I saw a play once which was a bit too heavy on policy and politics (education in this case). It was well done and funny, but didn't quite escape the basic problem that such pieces generally face. Theatre generally isn't the best way to advocate for your particular wonky policy proposal.
Still there was a very good line from one of the members of the play's Committee to Choose Wonky Policy (not its actual name) about a particular proposal to make the educational system, specifically admissions to higher education, more equitable and fair. The jaded and cynical well-meaning do-gooder explained to the young and not yet cynical enough do-gooder that the policy proposal would never be implemented in the current political system. Not because it wouldn't work, but because it might.

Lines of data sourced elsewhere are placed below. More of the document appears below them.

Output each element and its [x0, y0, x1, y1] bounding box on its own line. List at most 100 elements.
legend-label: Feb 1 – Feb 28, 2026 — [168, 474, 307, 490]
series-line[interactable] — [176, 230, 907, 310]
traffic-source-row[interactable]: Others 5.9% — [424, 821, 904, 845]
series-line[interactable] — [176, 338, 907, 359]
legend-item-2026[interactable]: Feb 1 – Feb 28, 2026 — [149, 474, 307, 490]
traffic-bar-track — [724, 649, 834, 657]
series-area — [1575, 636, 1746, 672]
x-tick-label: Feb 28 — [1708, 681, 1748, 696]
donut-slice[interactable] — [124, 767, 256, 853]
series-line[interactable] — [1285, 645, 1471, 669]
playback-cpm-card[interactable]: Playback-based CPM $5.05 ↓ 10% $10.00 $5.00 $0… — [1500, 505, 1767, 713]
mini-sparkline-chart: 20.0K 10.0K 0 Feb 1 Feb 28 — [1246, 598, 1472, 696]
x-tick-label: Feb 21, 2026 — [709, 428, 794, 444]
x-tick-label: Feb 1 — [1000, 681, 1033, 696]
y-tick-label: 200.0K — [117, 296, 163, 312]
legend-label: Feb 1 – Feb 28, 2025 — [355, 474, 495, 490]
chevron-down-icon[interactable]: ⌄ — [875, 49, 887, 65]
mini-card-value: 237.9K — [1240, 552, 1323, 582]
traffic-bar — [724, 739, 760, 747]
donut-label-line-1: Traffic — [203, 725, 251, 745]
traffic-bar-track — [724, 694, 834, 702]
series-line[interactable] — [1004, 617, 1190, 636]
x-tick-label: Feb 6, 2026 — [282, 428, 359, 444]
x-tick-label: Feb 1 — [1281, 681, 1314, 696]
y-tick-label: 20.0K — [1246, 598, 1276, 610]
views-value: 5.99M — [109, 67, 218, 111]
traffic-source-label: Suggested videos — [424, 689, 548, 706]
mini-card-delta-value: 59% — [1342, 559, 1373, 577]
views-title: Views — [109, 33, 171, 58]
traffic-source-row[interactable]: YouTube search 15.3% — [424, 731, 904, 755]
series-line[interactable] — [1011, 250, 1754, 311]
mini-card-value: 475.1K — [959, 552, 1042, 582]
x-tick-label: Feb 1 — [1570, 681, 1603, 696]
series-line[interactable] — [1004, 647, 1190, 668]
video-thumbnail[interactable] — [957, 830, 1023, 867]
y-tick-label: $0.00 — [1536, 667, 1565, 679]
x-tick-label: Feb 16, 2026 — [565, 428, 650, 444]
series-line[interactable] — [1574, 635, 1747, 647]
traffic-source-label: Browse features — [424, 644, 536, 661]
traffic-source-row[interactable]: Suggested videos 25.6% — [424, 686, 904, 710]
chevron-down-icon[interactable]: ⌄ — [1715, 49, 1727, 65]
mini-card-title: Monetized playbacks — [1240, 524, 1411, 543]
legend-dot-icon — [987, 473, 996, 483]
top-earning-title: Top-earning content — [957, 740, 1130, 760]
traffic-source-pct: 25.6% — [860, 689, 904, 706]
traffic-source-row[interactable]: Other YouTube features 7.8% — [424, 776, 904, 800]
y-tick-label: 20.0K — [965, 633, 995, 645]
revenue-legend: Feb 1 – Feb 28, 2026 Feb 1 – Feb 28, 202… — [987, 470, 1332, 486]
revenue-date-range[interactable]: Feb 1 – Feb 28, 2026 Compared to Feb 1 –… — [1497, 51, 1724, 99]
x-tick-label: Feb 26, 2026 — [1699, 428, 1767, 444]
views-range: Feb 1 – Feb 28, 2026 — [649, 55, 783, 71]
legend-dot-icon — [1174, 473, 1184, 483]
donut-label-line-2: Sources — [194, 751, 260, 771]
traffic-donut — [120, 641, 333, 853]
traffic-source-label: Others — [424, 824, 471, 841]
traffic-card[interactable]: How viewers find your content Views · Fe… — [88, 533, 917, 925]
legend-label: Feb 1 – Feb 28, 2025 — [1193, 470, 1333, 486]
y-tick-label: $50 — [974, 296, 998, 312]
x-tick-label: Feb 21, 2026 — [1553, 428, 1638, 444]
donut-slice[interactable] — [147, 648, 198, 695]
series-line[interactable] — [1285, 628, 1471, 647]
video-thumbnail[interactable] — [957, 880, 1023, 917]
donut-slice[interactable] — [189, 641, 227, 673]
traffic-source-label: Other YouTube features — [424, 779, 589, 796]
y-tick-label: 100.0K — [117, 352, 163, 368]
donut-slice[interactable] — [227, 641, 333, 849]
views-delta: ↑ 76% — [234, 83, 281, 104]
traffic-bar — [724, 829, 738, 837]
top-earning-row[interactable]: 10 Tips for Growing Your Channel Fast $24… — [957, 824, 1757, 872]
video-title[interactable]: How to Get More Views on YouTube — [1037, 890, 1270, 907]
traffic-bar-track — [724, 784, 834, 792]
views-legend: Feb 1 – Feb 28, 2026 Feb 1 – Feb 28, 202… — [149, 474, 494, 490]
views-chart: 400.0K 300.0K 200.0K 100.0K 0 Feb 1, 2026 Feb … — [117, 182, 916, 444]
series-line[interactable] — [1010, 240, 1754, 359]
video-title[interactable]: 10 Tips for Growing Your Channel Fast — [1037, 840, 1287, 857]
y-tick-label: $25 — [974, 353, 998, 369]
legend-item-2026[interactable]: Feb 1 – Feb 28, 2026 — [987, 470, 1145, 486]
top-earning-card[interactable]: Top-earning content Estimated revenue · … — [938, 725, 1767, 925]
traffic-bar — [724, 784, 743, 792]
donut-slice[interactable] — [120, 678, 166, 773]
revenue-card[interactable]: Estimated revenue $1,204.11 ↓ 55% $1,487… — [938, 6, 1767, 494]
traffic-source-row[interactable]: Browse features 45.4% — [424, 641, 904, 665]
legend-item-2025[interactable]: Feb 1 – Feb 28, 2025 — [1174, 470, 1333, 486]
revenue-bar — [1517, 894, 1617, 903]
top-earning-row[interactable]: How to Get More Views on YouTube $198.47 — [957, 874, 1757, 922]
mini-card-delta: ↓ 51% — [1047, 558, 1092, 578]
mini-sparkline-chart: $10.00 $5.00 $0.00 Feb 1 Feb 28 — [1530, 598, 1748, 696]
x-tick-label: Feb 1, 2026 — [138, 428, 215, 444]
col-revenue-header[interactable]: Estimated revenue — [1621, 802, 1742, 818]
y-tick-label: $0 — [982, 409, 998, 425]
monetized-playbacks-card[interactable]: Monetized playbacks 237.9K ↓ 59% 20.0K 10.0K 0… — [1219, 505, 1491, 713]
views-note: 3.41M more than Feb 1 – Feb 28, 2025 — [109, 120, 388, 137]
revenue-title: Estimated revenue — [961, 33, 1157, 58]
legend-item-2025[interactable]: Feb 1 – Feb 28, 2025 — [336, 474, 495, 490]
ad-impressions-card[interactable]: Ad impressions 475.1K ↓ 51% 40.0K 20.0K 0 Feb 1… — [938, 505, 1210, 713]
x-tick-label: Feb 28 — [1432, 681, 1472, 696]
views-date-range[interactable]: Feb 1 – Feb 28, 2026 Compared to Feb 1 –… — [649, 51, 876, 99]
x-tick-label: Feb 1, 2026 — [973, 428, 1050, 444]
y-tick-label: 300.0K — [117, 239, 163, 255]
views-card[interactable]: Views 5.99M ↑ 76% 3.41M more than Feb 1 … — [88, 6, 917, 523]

That's what I hear when I hear arguments against a universal basic income (even honest ones). Maybe there are arguments against it, but the biggest argument of all is, "A simple program that might reduce poverty without enhancing the suffering of the poors? You obviously don't know how these things work."
No policy is perfect, but only the ones that stand a chance of working get held up against the imaginary status quo of perfection. We don't spend that much money on poverty alleviation, and a lot of the money we do spend on it never gets anywhere near the people who actually need it. Maybe there are better ideas. OK, devote your life to making them happen instead of devoting your life to making sure that the poors we shall always have with us. Think less than needy people might get too much of that GIANT SUM OF MONEY? As with everything else, just increase their tax rates. That's how the tax code is supposed to "means test" things. It's suppose to make rich people for it, not take away their right to access public and publicly provided goods.
We do have a Universal Basic Income in this country. For defense contractors. They seem to be pretty happy with it, though admittedly not all who experience their Freedom Bombs are.